About Roy Greenberg Esq.
The Practice and Clients
My practice is limited to buying, selling, building, and leasing real estate. I have represented sellers, buyers, builders, title companies, and banks. My clients are from all over America, as well as from England, Ireland, the Netherlands, Switzerland, and Sweden.
I personally handle every file that comes across my desk instead of giving it to a summer intern or associate. Because of my focus on real property, I’ve been able to purchase specialized software, books and database subscriptions, all to do a better job for you.
Admitted to practice in New York, United States District Court, Southern and Eastern Districts.
Member of the Suffolk Bar, New York Bar, and American Bar Associations.
I have spent the bulk of my career working as a real estate attorney, and I'm available to serve as a media source speaking on topics like:
- Unique patterns of the luxury real estate market
- Common mistakes buyers and sellers make
- How to protect yourself when you're buying a home
- How to know if you're working with the right attorney
- What to expect when you're spending millions on a home
- What to do when a real estate deal starts going south
- What the wealthiest people in the world really want in a home
- How buying and selling is different when it's a second home
You can see some of my press clips on how town and village property taxes work in the Hamptons, which property taxes can be deducted in the US, and whether there are benefits to prepaying your property taxes in the US.

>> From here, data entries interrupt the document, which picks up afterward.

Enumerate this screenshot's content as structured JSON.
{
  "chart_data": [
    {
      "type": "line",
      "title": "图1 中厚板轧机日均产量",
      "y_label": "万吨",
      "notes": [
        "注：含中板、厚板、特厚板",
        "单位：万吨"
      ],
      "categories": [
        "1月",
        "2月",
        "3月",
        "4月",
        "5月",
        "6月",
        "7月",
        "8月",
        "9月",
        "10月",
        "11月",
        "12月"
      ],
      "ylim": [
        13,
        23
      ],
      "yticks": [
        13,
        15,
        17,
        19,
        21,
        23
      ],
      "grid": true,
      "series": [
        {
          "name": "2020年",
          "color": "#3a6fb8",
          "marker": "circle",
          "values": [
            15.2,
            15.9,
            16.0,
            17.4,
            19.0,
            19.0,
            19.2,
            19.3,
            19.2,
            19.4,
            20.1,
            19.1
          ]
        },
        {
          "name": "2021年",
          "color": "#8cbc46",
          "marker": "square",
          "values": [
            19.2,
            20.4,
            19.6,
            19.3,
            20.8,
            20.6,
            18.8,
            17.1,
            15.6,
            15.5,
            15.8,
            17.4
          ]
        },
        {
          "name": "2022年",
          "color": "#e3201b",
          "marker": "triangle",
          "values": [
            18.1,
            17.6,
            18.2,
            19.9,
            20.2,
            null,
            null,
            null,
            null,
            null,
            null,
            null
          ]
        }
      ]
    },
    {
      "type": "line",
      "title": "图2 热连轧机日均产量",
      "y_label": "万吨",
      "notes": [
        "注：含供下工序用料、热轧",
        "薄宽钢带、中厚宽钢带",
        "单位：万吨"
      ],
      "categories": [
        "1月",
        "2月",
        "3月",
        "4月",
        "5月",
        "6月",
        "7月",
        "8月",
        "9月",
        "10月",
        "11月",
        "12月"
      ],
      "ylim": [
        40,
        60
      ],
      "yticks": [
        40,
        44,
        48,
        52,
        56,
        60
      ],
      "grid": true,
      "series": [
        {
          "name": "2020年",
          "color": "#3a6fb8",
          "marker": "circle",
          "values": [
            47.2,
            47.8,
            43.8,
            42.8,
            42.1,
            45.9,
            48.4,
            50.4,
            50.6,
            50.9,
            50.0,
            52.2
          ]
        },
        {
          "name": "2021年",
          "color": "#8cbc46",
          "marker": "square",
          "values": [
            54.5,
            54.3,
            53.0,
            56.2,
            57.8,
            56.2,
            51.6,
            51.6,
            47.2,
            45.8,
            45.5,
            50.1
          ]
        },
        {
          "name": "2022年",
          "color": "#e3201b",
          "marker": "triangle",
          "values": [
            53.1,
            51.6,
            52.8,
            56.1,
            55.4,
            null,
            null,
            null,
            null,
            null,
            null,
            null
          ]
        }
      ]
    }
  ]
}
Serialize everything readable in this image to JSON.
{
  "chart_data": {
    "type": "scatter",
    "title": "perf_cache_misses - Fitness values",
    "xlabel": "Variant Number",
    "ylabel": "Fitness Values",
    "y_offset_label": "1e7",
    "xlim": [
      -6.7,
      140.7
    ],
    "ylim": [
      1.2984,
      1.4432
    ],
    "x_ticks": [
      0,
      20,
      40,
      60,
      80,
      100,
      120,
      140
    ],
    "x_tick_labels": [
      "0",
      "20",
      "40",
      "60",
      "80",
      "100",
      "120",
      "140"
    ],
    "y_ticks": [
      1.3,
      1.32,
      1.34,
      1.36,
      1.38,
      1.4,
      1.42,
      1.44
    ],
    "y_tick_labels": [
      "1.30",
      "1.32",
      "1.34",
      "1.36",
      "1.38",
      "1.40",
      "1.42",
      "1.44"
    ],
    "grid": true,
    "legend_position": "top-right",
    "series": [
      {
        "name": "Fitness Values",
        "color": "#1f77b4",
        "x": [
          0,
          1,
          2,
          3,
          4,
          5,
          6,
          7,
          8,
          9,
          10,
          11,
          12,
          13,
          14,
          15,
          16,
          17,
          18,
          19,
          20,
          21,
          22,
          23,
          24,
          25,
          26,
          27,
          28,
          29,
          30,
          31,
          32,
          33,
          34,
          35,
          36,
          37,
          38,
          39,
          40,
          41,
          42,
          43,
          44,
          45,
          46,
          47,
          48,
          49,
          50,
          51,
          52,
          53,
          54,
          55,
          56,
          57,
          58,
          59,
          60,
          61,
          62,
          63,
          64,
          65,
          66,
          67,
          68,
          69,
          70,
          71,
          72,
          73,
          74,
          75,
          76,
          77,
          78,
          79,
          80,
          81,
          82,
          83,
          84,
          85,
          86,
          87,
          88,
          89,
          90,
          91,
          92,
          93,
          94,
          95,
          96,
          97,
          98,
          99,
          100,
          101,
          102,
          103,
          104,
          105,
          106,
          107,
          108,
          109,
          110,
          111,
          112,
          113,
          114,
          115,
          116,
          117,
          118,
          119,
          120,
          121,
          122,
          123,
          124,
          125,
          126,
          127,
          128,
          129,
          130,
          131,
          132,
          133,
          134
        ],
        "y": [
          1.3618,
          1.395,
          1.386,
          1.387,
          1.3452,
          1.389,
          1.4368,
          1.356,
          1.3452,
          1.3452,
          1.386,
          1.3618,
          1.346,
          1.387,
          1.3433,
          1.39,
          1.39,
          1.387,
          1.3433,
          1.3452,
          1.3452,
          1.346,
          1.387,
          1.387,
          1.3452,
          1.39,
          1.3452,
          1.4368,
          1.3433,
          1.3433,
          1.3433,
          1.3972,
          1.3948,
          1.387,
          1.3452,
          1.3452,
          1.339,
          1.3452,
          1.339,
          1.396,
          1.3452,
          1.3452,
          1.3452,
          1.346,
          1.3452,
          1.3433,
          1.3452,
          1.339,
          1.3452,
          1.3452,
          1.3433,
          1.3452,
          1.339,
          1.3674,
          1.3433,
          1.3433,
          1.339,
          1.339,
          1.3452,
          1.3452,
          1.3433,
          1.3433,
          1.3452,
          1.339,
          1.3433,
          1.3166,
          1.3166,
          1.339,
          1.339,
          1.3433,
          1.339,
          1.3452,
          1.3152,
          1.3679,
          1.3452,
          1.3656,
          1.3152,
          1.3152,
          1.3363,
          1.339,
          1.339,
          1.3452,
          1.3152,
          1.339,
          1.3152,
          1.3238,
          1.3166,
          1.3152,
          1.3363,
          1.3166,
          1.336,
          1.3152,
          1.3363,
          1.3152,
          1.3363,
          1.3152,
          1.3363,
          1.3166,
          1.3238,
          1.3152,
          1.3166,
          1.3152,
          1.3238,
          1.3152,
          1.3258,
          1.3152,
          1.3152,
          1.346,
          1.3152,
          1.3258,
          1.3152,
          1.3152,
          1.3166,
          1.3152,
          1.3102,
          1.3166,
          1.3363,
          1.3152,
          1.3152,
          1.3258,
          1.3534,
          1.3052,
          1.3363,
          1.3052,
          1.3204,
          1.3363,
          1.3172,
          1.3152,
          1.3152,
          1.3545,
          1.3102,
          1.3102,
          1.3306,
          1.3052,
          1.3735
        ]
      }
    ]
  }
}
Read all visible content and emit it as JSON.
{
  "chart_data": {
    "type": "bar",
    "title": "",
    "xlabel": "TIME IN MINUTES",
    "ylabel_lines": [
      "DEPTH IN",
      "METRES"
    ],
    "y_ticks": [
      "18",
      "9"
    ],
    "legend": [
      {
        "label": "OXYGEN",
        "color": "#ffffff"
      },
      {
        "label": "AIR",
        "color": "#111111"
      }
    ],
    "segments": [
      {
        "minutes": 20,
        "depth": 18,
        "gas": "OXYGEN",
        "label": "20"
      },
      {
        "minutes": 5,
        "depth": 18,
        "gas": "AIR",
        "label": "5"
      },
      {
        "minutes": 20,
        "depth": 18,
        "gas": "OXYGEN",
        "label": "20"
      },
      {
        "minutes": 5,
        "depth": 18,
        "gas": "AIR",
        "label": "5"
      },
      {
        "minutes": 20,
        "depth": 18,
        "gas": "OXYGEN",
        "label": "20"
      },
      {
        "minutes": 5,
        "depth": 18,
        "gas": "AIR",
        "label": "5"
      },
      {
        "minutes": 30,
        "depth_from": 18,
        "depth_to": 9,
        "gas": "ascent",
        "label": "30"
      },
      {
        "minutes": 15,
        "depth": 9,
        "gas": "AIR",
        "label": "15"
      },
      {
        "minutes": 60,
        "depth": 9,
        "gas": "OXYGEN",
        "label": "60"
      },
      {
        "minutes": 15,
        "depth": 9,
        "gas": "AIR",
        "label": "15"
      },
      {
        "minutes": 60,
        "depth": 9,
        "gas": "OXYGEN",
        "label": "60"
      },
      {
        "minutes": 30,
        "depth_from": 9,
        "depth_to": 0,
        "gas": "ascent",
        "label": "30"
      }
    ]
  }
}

My use of technology has always helped me better serve my clients. I am a Suffolk County leader in the use of technology in law offices. After buying my first PC in 1988, I explored the use of email before most attorneys knew what it was. Before queries could be Googled, I answered legal questions on long-gone online bulletin boards. I was among the first attorneys on Long Island to use customized document assembly software (under MS-DOS, no less) to more quickly produce a quality product. Few attorneys agreed when I suggested that their multi-volume libraries would be replaced by online research. I can still remember the look of astonishment at closings in the late ‘90s when I opened my laptop to show how my spreadsheet automatically adjusted the final figures.